Theatres are also a social space. For those that come to see shows, of course, but also for those that just want somewhere nice to meet friends for coffee. For those that attend classes. A place to chat with other mums and dads while waiting to pick up kids from a club. Some just want somewhere out of the rain or a quiet place to read a book. For many organisations, China Plate included, 2020 saw us engaging with communities in new ways, and not just in terms of cultural projects and events. Venues have become vaccination centres, supported home-schooling, set up foodbanks. They have become vital and relevant to their community in ways that few would have envisaged 12 months ago. One of the potential upsides of this last year would be a flourishing of these new connections. As we prepare to step back into theatre buildings, I am hopeful they will become social places for many more people.
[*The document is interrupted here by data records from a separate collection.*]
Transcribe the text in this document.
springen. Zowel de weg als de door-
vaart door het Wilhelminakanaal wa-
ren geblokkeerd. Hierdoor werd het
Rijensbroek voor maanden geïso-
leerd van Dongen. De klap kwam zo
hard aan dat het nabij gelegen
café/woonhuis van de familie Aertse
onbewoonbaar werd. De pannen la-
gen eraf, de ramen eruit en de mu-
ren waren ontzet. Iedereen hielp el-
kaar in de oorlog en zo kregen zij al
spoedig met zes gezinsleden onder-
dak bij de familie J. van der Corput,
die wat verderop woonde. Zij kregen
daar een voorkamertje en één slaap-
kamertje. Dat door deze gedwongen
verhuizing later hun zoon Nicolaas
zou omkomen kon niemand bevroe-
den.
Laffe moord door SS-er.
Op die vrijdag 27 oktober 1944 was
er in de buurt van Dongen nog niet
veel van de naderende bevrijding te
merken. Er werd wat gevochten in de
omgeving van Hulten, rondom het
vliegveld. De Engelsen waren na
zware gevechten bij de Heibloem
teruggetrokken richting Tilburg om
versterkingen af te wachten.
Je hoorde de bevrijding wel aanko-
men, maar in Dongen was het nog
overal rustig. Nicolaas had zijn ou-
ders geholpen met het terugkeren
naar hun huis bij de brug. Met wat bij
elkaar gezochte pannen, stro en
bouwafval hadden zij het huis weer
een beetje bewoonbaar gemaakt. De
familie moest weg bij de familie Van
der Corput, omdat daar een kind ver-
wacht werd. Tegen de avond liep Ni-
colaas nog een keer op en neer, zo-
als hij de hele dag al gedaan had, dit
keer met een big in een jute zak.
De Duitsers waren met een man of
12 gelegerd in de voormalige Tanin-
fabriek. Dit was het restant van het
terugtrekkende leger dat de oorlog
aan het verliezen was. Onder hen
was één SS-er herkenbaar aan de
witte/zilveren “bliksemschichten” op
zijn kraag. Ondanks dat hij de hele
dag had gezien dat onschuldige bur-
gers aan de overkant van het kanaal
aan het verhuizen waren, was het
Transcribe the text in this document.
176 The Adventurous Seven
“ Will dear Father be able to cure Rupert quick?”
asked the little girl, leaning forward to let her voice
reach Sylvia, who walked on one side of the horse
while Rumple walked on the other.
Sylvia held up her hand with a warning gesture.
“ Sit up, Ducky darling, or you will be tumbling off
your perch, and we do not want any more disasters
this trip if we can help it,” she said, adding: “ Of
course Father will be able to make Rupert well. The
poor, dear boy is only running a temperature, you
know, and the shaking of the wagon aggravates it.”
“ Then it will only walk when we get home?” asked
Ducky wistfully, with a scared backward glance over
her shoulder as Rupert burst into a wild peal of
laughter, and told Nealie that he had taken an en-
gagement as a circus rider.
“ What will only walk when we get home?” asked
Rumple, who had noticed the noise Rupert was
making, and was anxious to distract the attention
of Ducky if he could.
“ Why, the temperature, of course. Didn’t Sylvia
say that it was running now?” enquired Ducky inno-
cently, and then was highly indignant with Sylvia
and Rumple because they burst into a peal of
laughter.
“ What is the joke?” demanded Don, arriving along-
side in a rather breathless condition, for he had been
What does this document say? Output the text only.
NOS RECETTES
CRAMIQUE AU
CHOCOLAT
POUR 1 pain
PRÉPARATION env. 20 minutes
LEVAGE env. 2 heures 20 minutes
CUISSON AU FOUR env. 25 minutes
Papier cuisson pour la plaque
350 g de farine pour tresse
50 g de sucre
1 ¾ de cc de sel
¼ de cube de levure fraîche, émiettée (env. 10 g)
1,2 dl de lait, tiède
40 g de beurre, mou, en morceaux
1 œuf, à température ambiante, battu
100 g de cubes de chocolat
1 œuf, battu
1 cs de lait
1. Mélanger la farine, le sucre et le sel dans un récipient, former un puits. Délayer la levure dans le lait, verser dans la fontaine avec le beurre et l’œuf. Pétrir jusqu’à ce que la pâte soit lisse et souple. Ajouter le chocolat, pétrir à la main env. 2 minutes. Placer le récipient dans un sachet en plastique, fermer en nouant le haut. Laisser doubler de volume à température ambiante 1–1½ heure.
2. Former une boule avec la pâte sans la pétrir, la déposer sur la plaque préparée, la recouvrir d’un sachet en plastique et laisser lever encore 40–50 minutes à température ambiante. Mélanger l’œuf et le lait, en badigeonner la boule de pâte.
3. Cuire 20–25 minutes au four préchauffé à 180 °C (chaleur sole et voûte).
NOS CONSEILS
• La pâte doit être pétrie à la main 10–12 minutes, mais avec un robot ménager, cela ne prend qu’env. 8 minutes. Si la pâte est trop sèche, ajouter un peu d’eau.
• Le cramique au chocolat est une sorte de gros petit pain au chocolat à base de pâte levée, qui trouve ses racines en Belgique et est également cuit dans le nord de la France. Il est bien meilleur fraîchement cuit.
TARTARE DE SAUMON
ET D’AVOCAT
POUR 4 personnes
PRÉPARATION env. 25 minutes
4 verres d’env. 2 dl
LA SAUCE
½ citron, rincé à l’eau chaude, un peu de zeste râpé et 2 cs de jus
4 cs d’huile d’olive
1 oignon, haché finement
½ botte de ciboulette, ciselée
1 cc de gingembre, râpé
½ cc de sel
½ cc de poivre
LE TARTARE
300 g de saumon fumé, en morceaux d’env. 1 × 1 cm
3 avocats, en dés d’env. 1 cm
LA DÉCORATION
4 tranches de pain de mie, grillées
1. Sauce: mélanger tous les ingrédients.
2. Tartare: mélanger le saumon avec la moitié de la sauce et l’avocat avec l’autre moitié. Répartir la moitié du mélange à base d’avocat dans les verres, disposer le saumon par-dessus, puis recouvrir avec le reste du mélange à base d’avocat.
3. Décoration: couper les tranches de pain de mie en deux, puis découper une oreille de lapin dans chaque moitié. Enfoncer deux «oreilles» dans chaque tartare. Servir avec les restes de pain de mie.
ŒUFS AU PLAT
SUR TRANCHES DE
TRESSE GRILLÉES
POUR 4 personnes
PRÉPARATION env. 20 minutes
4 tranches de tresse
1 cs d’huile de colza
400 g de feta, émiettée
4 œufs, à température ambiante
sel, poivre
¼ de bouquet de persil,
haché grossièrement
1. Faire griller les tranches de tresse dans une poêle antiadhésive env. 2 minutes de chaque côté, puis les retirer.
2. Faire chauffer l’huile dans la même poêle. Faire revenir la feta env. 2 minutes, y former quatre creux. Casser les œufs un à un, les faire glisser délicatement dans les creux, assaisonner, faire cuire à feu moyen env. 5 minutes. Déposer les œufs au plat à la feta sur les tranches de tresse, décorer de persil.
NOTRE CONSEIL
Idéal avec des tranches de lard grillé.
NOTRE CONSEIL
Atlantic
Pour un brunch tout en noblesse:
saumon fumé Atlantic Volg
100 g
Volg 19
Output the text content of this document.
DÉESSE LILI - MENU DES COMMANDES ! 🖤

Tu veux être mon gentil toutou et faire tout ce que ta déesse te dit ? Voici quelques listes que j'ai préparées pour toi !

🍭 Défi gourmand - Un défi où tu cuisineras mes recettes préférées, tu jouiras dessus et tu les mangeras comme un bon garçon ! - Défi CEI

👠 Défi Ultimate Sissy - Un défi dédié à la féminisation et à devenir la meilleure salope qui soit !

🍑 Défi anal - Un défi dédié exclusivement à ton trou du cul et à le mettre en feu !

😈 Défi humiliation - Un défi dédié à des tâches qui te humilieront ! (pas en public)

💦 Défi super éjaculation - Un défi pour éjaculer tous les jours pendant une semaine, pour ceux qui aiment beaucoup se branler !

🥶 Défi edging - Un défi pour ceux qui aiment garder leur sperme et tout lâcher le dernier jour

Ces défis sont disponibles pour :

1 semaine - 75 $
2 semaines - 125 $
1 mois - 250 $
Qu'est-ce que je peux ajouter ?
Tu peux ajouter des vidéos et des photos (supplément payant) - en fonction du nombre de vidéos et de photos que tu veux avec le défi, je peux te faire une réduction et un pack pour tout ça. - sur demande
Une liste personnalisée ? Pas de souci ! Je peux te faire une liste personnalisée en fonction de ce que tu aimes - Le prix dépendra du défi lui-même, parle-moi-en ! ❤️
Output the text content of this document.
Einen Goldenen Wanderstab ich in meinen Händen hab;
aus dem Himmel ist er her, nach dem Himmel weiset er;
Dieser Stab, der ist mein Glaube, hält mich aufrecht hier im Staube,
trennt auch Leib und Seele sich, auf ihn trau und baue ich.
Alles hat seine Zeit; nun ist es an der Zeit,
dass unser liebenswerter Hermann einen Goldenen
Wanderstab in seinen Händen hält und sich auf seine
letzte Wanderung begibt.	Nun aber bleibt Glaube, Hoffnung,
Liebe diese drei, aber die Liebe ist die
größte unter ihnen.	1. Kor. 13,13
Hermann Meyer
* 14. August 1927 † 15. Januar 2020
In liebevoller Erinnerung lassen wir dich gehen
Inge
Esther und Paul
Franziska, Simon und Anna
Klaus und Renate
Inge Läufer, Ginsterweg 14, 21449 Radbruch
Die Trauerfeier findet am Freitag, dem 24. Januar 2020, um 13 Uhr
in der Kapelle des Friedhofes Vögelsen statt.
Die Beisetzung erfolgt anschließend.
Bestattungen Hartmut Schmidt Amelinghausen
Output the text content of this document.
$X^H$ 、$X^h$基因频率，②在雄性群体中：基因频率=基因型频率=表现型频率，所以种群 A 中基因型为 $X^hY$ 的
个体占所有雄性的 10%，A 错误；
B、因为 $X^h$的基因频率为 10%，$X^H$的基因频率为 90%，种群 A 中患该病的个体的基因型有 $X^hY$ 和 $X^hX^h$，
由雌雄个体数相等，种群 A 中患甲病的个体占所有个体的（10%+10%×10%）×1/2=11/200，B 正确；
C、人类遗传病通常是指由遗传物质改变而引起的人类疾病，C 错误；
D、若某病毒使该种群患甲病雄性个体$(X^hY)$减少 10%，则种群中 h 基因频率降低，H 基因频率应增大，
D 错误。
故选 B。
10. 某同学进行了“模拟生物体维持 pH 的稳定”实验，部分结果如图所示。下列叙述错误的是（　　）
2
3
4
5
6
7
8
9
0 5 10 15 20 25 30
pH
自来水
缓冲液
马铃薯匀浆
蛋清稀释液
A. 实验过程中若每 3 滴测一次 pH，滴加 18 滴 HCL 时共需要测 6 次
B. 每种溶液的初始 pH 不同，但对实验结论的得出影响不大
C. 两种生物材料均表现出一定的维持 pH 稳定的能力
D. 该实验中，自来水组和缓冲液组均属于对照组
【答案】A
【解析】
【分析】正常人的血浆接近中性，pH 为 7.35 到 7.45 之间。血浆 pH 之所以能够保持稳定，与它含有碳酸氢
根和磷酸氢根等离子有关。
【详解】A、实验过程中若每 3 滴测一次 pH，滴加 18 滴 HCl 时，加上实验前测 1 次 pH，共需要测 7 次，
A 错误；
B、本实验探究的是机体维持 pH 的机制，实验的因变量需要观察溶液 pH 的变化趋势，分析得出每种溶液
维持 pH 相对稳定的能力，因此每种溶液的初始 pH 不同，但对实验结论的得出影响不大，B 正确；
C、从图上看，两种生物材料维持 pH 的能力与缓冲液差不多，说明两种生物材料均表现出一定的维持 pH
Theatres have always been a place of entertainment. Gin Craze! is a riot. Literally at one point. Described as a “booze-soaked love ballad from the women of Gin Lane” it is what a friend of mine calls “a full night at the theatre” – music, dancing, laughter, tears, costumes… a naked man! Anyone familiar with Gagglebabble’s work will know how brilliant Lucy’s music is – perfect for capturing the joyous excess of a night in a Gin Dive alongside some genuinely heart-wrenching ballads. April’s script is caustic and incredibly funny – to my mind she’s one of top swearers writing in theatre today! Having been cooped up for months, I think Gin Craze! is exactly the sort of entertainment that will encourage audiences back to the theatre. Speaking as someone who used to go to the theatre a lot, I will never again take for granted that feeling of being in a space with hundreds of other people, gasping, laughing or wiping away a tear together.
Theatre is also (always) a political space. The last 12 months have been notable, aside from Covid, for some seismic political events. Lyn Gardner has written about how April’s plays often rewrite narratives that exclude or marginalise women. In that sense Gin Craze! is literally a Hogarth print come to life – the working-class women depicted in those images finally given a voice. And what a voice! The show’s themes feel uncannily relevant: blaming women for the injustice they suffer, political corruption, hypocrisy, the relationship between wealth and power, liberty, protest, gender and sexuality. Gin Craze! might be set in the mid-eighteenth century, but it is also absolutely a play for our time – I couldn’t think of a better show to be our first one back.
So… I guess that’s what I’ve missed so much. A place of work. A place to socialise. A place of entertainment. A place for political debate. Theatres are so much more than buildings in which to stage plays. And as Joni Mitchell put it … you don’t know what you’ve got til it’s gone.